Le comité s'appuie notamment sur les conseils locaux ou intercommunaux de prévention de la délinquance, issus de la loi du 5 mars 2007 (CLSPD ou CISPD), leurs groupes opérationnels, leur articulation avec les autres services de l'État, les élus locaux et les acteurs associatifs.

Le comité doit veiller à la mise en oeuvre des politiques publiques de prévention et permettre de coordonner l'action des ministères et l'utilisation des moyens budgétaires consacrés à ces deux politiques.

Les politiques menées par le SG-CIPDR s'appuient principalement sur deux cadres d'intervention : le plan national de prévention de la radicalisation « prévenir pour protéger » du 23 février 2018 et la stratégie nationale de prévention de la délinquance 2020-2024. En 2022, les crédits demandés sur l'action dédiée au fonds interministériel de prévention de la délinquance et de la radicalisation (FIPD) sont en hausse, passant de 65,98 millions d'euros en 2021 à 69,4 millions d'euros en 2022.
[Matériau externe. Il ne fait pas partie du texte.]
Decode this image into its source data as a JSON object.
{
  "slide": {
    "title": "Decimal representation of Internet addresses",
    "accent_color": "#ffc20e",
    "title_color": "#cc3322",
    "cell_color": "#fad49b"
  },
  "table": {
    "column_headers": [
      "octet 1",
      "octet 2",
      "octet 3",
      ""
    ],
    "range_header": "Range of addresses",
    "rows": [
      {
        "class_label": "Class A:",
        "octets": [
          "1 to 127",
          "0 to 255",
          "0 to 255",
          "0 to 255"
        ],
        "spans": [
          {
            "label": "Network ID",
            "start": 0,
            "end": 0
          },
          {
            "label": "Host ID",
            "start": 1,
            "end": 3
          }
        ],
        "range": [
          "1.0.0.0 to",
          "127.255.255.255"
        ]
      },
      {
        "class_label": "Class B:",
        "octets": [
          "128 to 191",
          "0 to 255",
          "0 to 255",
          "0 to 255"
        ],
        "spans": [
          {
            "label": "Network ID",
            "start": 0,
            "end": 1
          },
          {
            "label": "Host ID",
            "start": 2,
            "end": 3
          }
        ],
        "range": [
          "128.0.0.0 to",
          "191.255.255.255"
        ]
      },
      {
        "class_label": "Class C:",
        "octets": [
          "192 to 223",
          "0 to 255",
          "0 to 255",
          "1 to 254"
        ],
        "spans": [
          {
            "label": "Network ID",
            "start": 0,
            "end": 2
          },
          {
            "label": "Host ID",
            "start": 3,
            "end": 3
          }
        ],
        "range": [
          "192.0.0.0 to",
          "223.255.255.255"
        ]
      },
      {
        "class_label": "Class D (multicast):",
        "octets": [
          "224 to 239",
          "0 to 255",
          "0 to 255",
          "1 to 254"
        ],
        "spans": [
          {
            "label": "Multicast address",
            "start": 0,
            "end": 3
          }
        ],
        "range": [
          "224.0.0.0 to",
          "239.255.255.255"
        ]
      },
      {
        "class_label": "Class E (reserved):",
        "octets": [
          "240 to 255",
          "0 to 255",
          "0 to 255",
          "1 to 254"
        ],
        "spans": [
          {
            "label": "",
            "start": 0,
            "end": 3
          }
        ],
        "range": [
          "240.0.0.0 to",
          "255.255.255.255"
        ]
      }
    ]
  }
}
Le FIPD porte des dépenses d'intervention destinée à accompagner des projets au niveau départemental (85 %) et des porteurs de projets associatifs exerçant des actions à rayonnement national (15 %).

Le premier poste de dépense concerne les actions de prévention (47 %), suivi par la sécurisation des sites sensibles et la vidéo protection représentent une part importante des crédits du FIPD (30 % des dépenses).

Les dépenses de prévention de la radicalisation (15,8 millions d'euros) recouvrent à la fois les dépenses relatives aux actions de prévention de la radicalisation, au contre-discours républicain et à la lutte contre les dérives sectaires. La rapporteure spéciale estime que se trouvent ainsi mêlés des crédits qui devraient, du fait de la différence entre les objectifs poursuivis, être plus nettement distingués .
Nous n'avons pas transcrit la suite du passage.